Prepare the Bread Topping: Preheat the oven to 200°C (180°C fan) / gas mark 6. Spread the chunks of baguette on a baking sheet, drizzle with 1 tablespoon of melted butter, and season with salt and pepper. Bake for 6 minutes until golden and crispy, then remove and set aside.
Cook the Pasta: Boil the pasta for 2 minutes less than the package instructions to keep it al dente for baking. Drain and set aside.
Start the Cheese Sauce: In a large saucepan, melt 2 tablespoons of butter over medium heat. Add the chopped garlic and mustard powder, cooking for 1 minute while stirring. Sprinkle in the flour and cook for an additional minute.
Add the Milk: Gradually pour in the milk, whisking constantly until the mixture is smooth and free of lumps.
Thicken the Sauce: Simmer the sauce for 5 minutes, whisking frequently until it thickens. Remove from heat and stir in the grated cheddar and half of the Parmesan until melted.

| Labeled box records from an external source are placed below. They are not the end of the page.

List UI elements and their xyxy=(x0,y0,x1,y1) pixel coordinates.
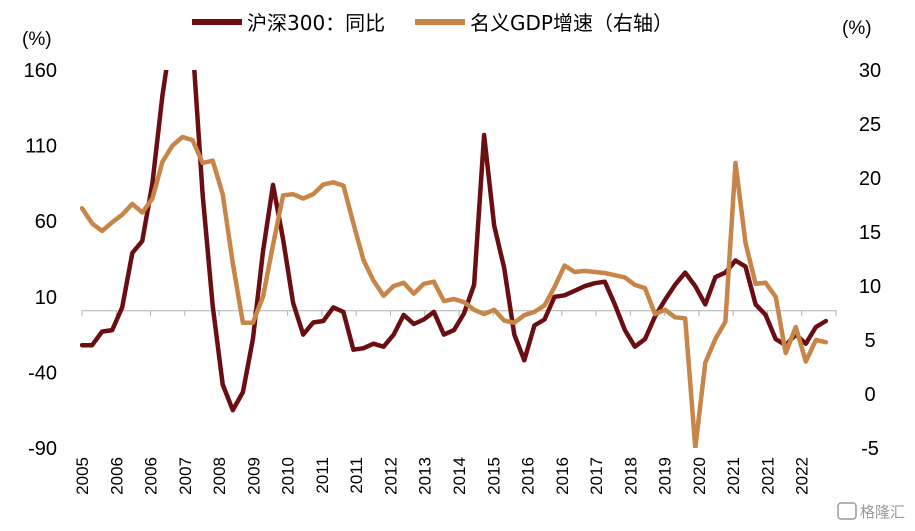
legend: 沪深300：同比 名义GDP增速（右轴） xyxy=(192,11,673,35)
right-tick-label: 10 xyxy=(859,276,881,298)
x-tick-label: 2017 xyxy=(587,457,606,495)
x-tick-label: 2011 xyxy=(347,457,366,494)
x-tick-label: 2007 xyxy=(176,457,195,495)
right-tick-label: 0 xyxy=(864,384,875,406)
left-tick-label: 60 xyxy=(35,211,57,233)
x-tick-label: 2018 xyxy=(621,457,640,495)
x-tick-label: 2015 xyxy=(484,457,503,495)
x-axis-labels: 2005 2006 2006 2007 2008 2009 2010 2011 2011 2012… xyxy=(73,457,812,495)
x-tick-label: 2019 xyxy=(656,457,675,495)
left-tick-label: -40 xyxy=(28,362,57,384)
left-tick-label: 110 xyxy=(25,136,57,158)
legend-label-gdp: 名义GDP增速（右轴） xyxy=(470,11,673,35)
x-tick-label: 2013 xyxy=(416,457,435,495)
right-tick-label: -5 xyxy=(861,438,879,460)
right-axis-unit: (%) xyxy=(842,18,872,39)
right-tick-label: 15 xyxy=(859,222,881,244)
x-axis-ticks xyxy=(81,310,837,316)
x-tick-label: 2016 xyxy=(553,457,572,495)
x-tick-label: 2011 xyxy=(313,457,332,494)
x-tick-label: 2022 xyxy=(793,457,812,495)
x-tick-label: 2020 xyxy=(690,457,709,495)
x-tick-label: 2012 xyxy=(381,457,400,495)
x-tick-label: 2016 xyxy=(519,457,538,495)
series-line-hs300 xyxy=(80,70,829,413)
left-axis-ticks: 160 110 60 10 -40 -90 xyxy=(24,60,57,460)
right-tick-label: 25 xyxy=(859,114,881,136)
watermark: 格隆汇 xyxy=(837,502,905,521)
right-axis-ticks: 30 25 20 15 10 5 0 -5 xyxy=(859,60,881,460)
left-tick-label: -90 xyxy=(28,438,57,460)
x-tick-label: 2014 xyxy=(450,457,469,495)
x-tick-label: 2006 xyxy=(142,457,161,495)
left-axis-unit: (%) xyxy=(22,29,52,50)
right-tick-label: 5 xyxy=(864,330,875,352)
right-tick-label: 30 xyxy=(859,60,881,82)
x-tick-label: 2010 xyxy=(279,457,298,495)
left-tick-label: 160 xyxy=(24,60,57,82)
series-layer xyxy=(80,70,829,448)
series-line-gdp xyxy=(80,134,829,448)
x-tick-label: 2005 xyxy=(73,457,92,495)
x-tick-label: 2006 xyxy=(107,457,126,495)
legend-label-hs300: 沪深300：同比 xyxy=(247,11,385,35)
right-tick-label: 20 xyxy=(859,168,881,190)
watermark-text: 格隆汇 xyxy=(860,503,905,521)
x-tick-label: 2021 xyxy=(724,457,743,495)
left-tick-label: 10 xyxy=(35,287,57,309)
x-tick-label: 2008 xyxy=(210,457,229,495)
watermark-logo-icon xyxy=(837,502,857,520)
x-tick-label: 2021 xyxy=(758,457,777,495)
x-tick-label: 2009 xyxy=(244,457,263,495)
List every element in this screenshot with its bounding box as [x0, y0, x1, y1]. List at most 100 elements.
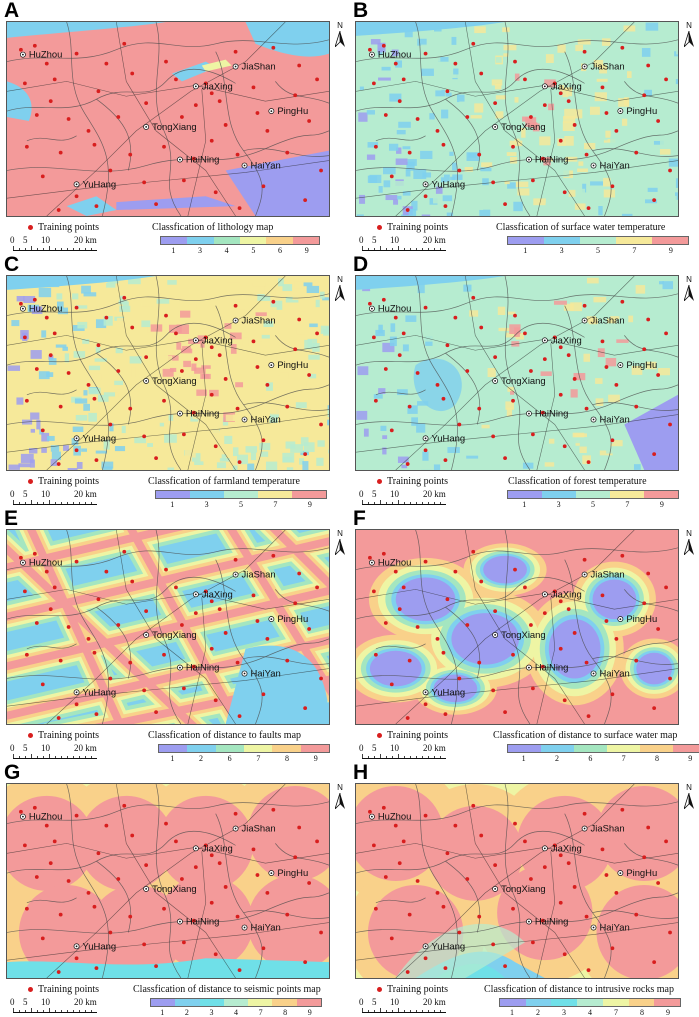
scale-labels: 0 5 10 20 km [359, 235, 479, 245]
city-label: TongXiang [501, 121, 546, 132]
training-points-label: Training points [387, 222, 449, 233]
training-point [108, 930, 113, 935]
panel-footer: Training points 0 5 10 20 km Classfication … [0, 981, 349, 1017]
scale-label: 10 [41, 489, 50, 499]
training-point [582, 811, 587, 816]
training-points-legend: Training points [28, 476, 99, 487]
city-label: JiaShan [242, 61, 276, 72]
training-point [319, 930, 323, 935]
ramp-tick-label: 6 [227, 754, 232, 763]
map-surface [356, 530, 678, 724]
ramp-swatch [213, 237, 240, 244]
training-points-legend: Training points [377, 984, 448, 995]
city-marker: HuZhou [368, 303, 411, 314]
road-line [116, 530, 236, 724]
training-point [634, 658, 639, 663]
training-point [237, 714, 242, 718]
training-point [542, 865, 547, 870]
admin-boundary [375, 389, 426, 396]
road-line [356, 81, 678, 102]
training-point [24, 652, 29, 657]
scale-label: 10 [390, 489, 399, 499]
color-ramp-ticks: 1 3 4 5 6 9 [160, 246, 320, 255]
training-point [191, 664, 196, 669]
training-point [74, 813, 79, 818]
training-point [319, 168, 323, 173]
training-point [614, 890, 619, 895]
training-point [96, 851, 101, 856]
training-point [94, 458, 99, 462]
scale-label: 0 [359, 743, 364, 753]
training-point [604, 873, 609, 877]
training-point [441, 650, 446, 655]
ramp-swatch [508, 491, 542, 498]
city-label: TongXiang [501, 883, 546, 894]
training-point [233, 557, 238, 562]
north-arrow: N [333, 276, 347, 302]
ramp-swatch [272, 745, 301, 752]
training-point [303, 706, 308, 711]
training-point [251, 85, 256, 90]
scale-labels: 0 5 10 20 km [10, 235, 130, 245]
city-marker: PingHu [268, 867, 308, 878]
ramp-tick-label: 7 [632, 246, 637, 255]
ramp-tick-label: 1 [521, 754, 526, 763]
training-points-legend: Training points [377, 222, 449, 233]
training-point [540, 664, 545, 669]
training-point [586, 206, 591, 210]
road-line [187, 343, 207, 470]
training-point [389, 428, 394, 433]
north-arrow: N [682, 22, 696, 48]
road-line [46, 530, 286, 724]
ramp-swatch [580, 237, 616, 244]
ramp-swatch [607, 745, 640, 752]
city-label: JiaXing [551, 80, 582, 91]
training-point [614, 128, 619, 133]
training-point-symbol [377, 987, 382, 992]
city-label: PingHu [626, 105, 657, 116]
scale-bar [362, 500, 446, 505]
training-point [285, 404, 290, 409]
training-point [668, 676, 672, 681]
city-marker: PingHu [268, 105, 308, 116]
ramp-tick-label: 5 [591, 500, 596, 509]
road-line [465, 530, 585, 724]
training-point [307, 119, 312, 123]
legend-title: Classfication of distance to intrusive r… [484, 984, 674, 995]
training-point [383, 875, 388, 879]
training-point [368, 809, 372, 814]
ramp-swatch [215, 745, 244, 752]
map-vectors: HuZhou JiaShan JiaXing PingHu TongXiang HaiNi… [7, 784, 329, 978]
training-point [582, 557, 587, 562]
training-point [503, 202, 507, 207]
training-point [383, 113, 388, 117]
map-surface [356, 22, 678, 216]
city-label: JiaShan [242, 315, 276, 326]
training-point [513, 59, 517, 64]
color-ramp-ticks: 1 2 3 4 7 8 9 [150, 1008, 322, 1017]
city-marker: HaiYan [590, 668, 630, 678]
training-point [293, 601, 298, 606]
scale-bar [362, 246, 446, 251]
ramp-tick-label: 9 [666, 1008, 670, 1017]
training-point [523, 331, 527, 336]
map-frame: HuZhou JiaShan JiaXing PingHu TongXiang HaiNi… [355, 529, 679, 725]
training-point [56, 208, 61, 212]
admin-boundary [7, 68, 236, 112]
city-marker: PingHu [617, 867, 657, 878]
admin-boundary [415, 276, 458, 470]
training-point [255, 365, 260, 369]
training-point [423, 448, 428, 453]
training-point [174, 77, 178, 82]
training-point [540, 918, 545, 923]
scale-label: 10 [41, 743, 50, 753]
training-point [44, 315, 49, 320]
training-point [315, 77, 319, 82]
training-points-label: Training points [387, 730, 449, 741]
training-point [513, 821, 517, 826]
training-point [108, 168, 113, 173]
training-point [614, 636, 619, 641]
ramp-swatch [161, 237, 188, 244]
road-line [7, 843, 329, 864]
city-marker: TongXiang [143, 375, 197, 386]
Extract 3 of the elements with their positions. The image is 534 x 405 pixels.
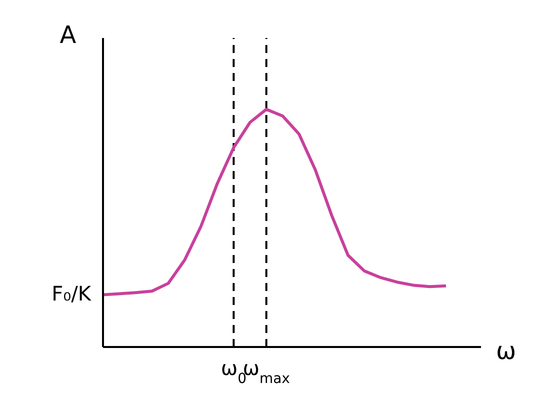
text: F₀/K — [52, 282, 92, 306]
x-axis-title: ω — [496, 337, 516, 365]
y-axis-title: A — [60, 21, 77, 49]
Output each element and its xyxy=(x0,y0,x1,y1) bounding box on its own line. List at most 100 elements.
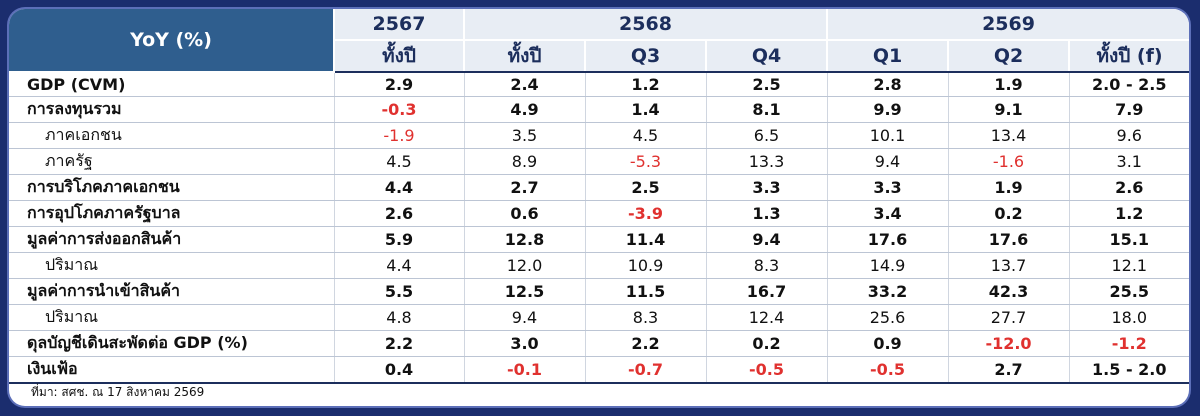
table-row: มูลค่าการส่งออกสินค้า 5.9 12.8 11.4 9.4 17.6 1… xyxy=(9,226,1189,253)
value-cell: -0.3 xyxy=(333,96,464,123)
value-cell: 15.1 xyxy=(1068,226,1189,253)
value-cell: 25.5 xyxy=(1068,278,1189,305)
header-year-2569: 2569 xyxy=(825,9,1189,41)
header-period: Q4 xyxy=(705,40,827,73)
table-row: ภาคเอกชน -1.9 3.5 4.5 6.5 10.1 13.4 9.6 xyxy=(9,122,1189,149)
value-cell: 1.9 xyxy=(947,174,1069,201)
table-row: GDP (CVM) 2.9 2.4 1.2 2.5 2.8 1.9 2.0 - 2.5 xyxy=(9,72,1189,97)
value-cell: 4.5 xyxy=(584,122,706,149)
header-year-2568: 2568 xyxy=(463,9,827,41)
value-cell: 0.9 xyxy=(826,330,948,357)
value-cell: 17.6 xyxy=(947,226,1069,253)
row-label: มูลค่าการส่งออกสินค้า xyxy=(9,226,334,253)
value-cell: 8.3 xyxy=(705,252,827,279)
value-cell: -12.0 xyxy=(947,330,1069,357)
value-cell: -0.5 xyxy=(705,356,827,384)
value-cell: 3.4 xyxy=(826,200,948,227)
value-cell: 9.1 xyxy=(947,96,1069,123)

Combine Pasta and Sauce: Season the sauce with salt and pepper to taste. Stir in the cooked pasta until it is evenly coated, then pour into a large ovenproof dish (or individual baking dishes).
Add Toppings and Bake: Scatter the baked bread chunks and the remaining Parmesan over the pasta. Bake for 20 minutes, or until the top is golden and crisp.